See map at the link.

Quote:

http://www.yale.edu/cgp/Walrus_CambodiaBombing_OCT06.pdf

Bombs Over Cambodia

In the fall of 2000, twenty-five years after the end of the war in Indochina,
Bill Clinton became the first US president since Richard Nixon to visit
Vietnam. While media coverage of the trip was dominated by talk of
some two thousand US soldiers still classified as missing in action, a
small act of great historical importance went almost unnoticed. As a humanitarian gesture, Clinton released extensive Air Force data on all American bombings of Indochina between
1964 and 1975.

Recorded using a groundbreaking
ibm-designed system, the database provided extensive
information on sorties conducted over Vietnam, Laos, and Cambodia.

Clinton’s gift was intended to assist in the search for unexploded ordnance left behind during the carpet bombing of the region. Littering the
countryside, often submerged under farmland, this ordnance remains
a significant humanitarian concern. It has maimed and killed farmers,
and rendered valuable land all but unusable.

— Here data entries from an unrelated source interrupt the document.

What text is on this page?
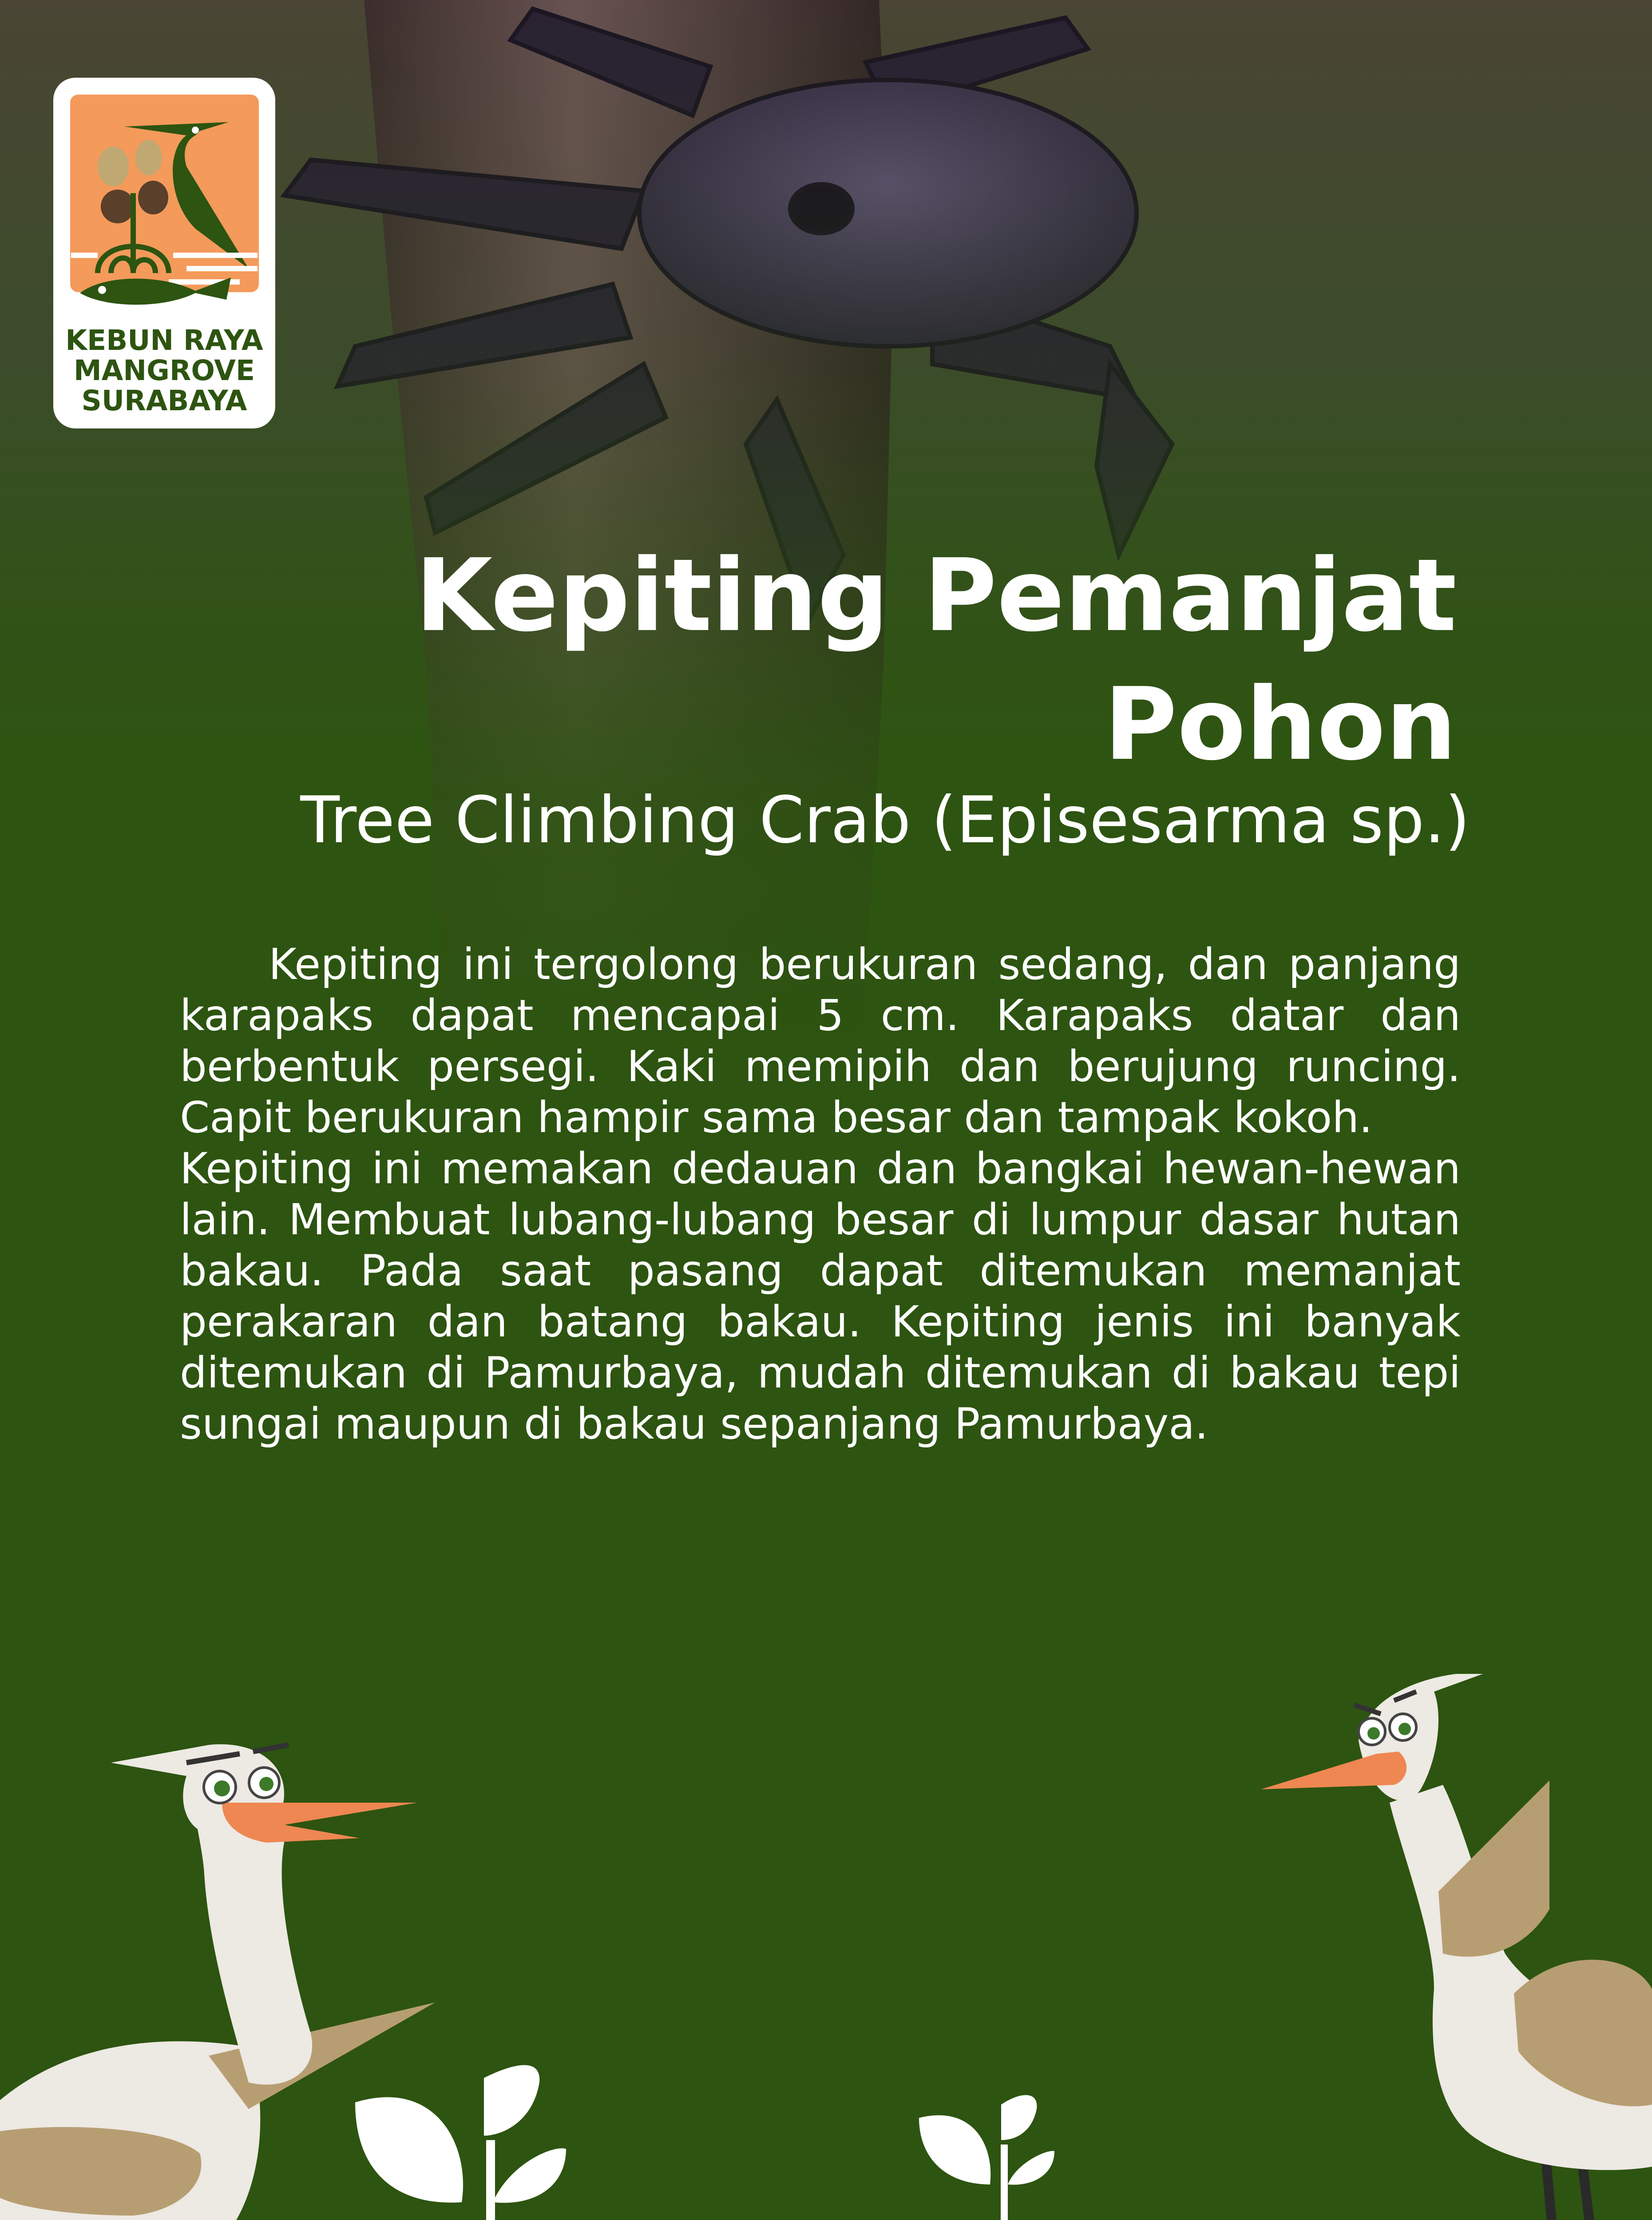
KEBUN RAYA
MANGROVE
SURABAYA
Kepiting Pemanjat
Pohon
Tree Climbing Crab (Episesarma sp.)

Kepiting ini tergolong berukuran sedang, dan panjang karapaks dapat mencapai 5 cm. Karapaks datar dan berbentuk persegi. Kaki memipih dan berujung runcing. Capit berukuran hampir sama besar dan tampak kokoh.

Kepiting ini memakan dedauan dan bangkai hewan-hewan lain. Membuat lubang-lubang besar di lumpur dasar hutan bakau. Pada saat pasang dapat ditemukan memanjat perakaran dan batang bakau. Kepiting jenis ini banyak ditemukan di Pamurbaya, mudah ditemukan di bakau tepi sungai maupun di bakau sepanjang Pamurbaya.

Development and demining organizations have put the Air Force data to good use over the past
six years, but have done so without noting its full implications, which
turn out to be staggering.
The still-incomplete database (it has several “dark” periods) reveals that
from October 4, 1965 to August 15, 1973, the United States dropped far
more ordnance on Cambodia than was previously believed: 2,756,941
tons’ worth, dropped in 230,516 sorties on 113,716 sites. Just over 10 percent of this bombing was indiscriminate, with
3,580 of the sites listed as having “unknown” targets and another 8,238
sites having no target listed at all. The database also shows that the bombing began four years earlier than is widely believed - not under Nixon, but under Lyndon Johnson.

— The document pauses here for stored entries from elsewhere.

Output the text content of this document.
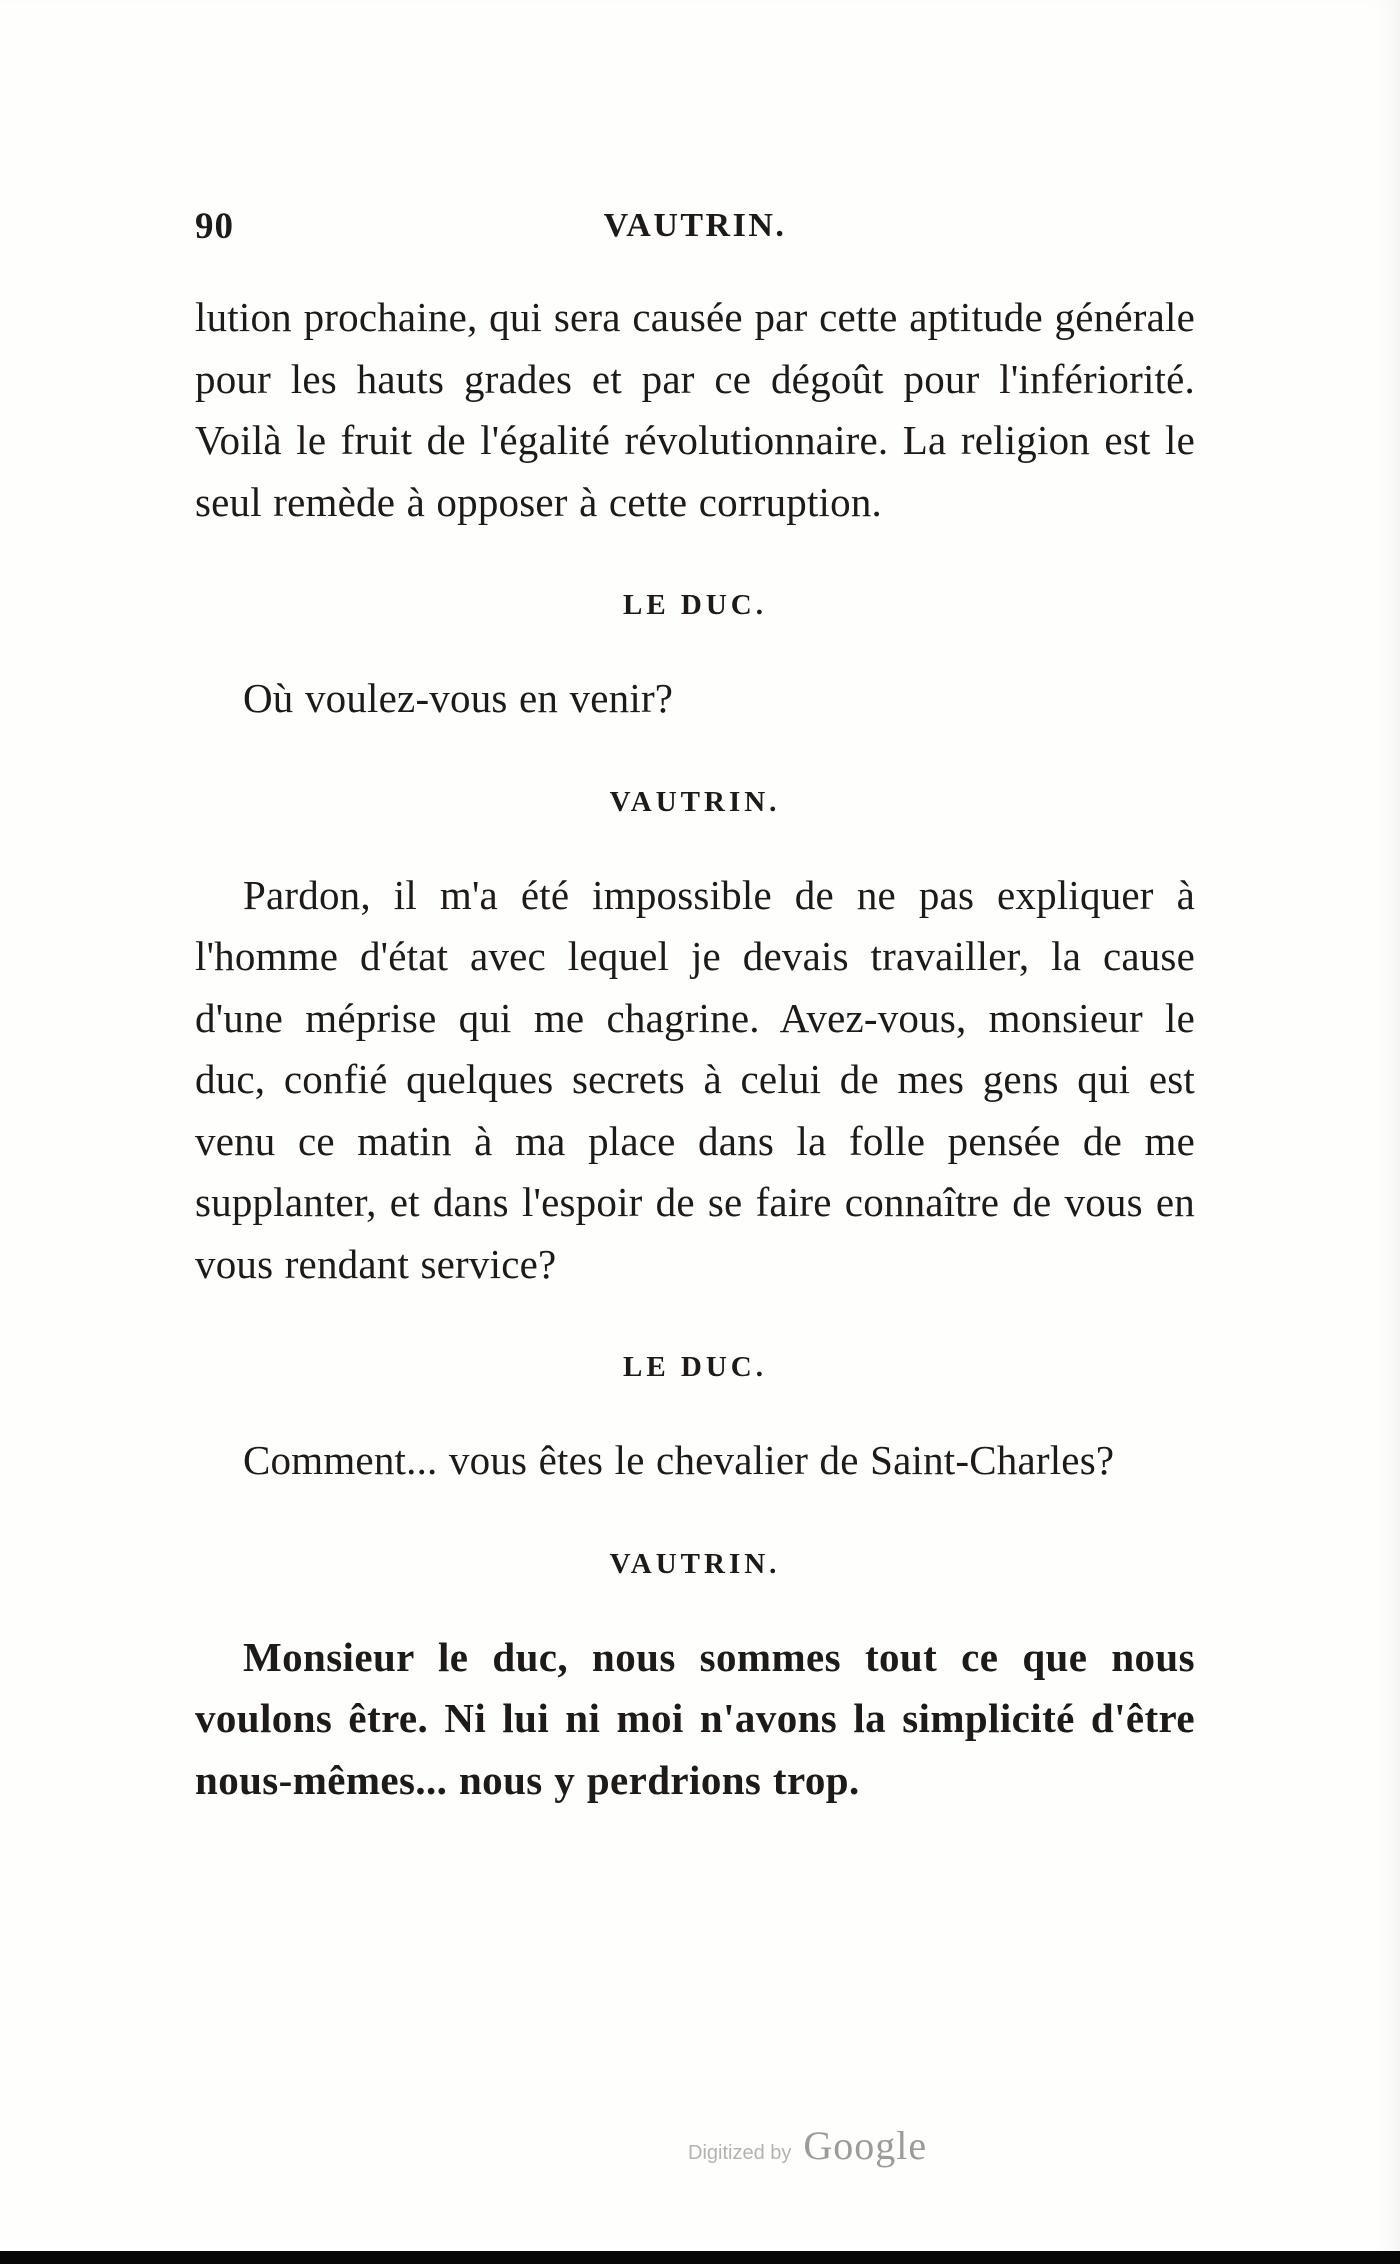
90	VAUTRIN.

lution prochaine, qui sera causée par cette aptitude générale pour les hauts grades et par ce dégoût pour l'infériorité. Voilà le fruit de l'égalité révolutionnaire. La religion est le seul remède à opposer à cette corruption.

LE DUC.

Où voulez-vous en venir?

VAUTRIN.

Pardon, il m'a été impossible de ne pas expliquer à l'homme d'état avec lequel je devais travailler, la cause d'une méprise qui me chagrine. Avez-vous, monsieur le duc, confié quelques secrets à celui de mes gens qui est venu ce matin à ma place dans la folle pensée de me supplanter, et dans l'espoir de se faire connaître de vous en vous rendant service?

LE DUC.

Comment... vous êtes le chevalier de Saint-Charles?

VAUTRIN.

Monsieur le duc, nous sommes tout ce que nous voulons être. Ni lui ni moi n'avons la simplicité d'être nous-mêmes... nous y perdrions trop.

Digitized by Google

The impact of this bombing, the subject of much debate for the past
three decades, is now clearer than ever. Civilian casualties in Cambodia drove an enraged populace into the arms of an insurgency that
had enjoyed relatively little support until the bombing began, setting
in motion the expansion of the Vietnam War deeper into Cambodia, a
coup d’état in 1970, the rapid rise of the Khmer Rouge, and ultimately
the Cambodian genocide.
jcboy
 
  2  
Fri 8 Nov, 2013 09:43 pm
For God! For family! For America! Yeah right!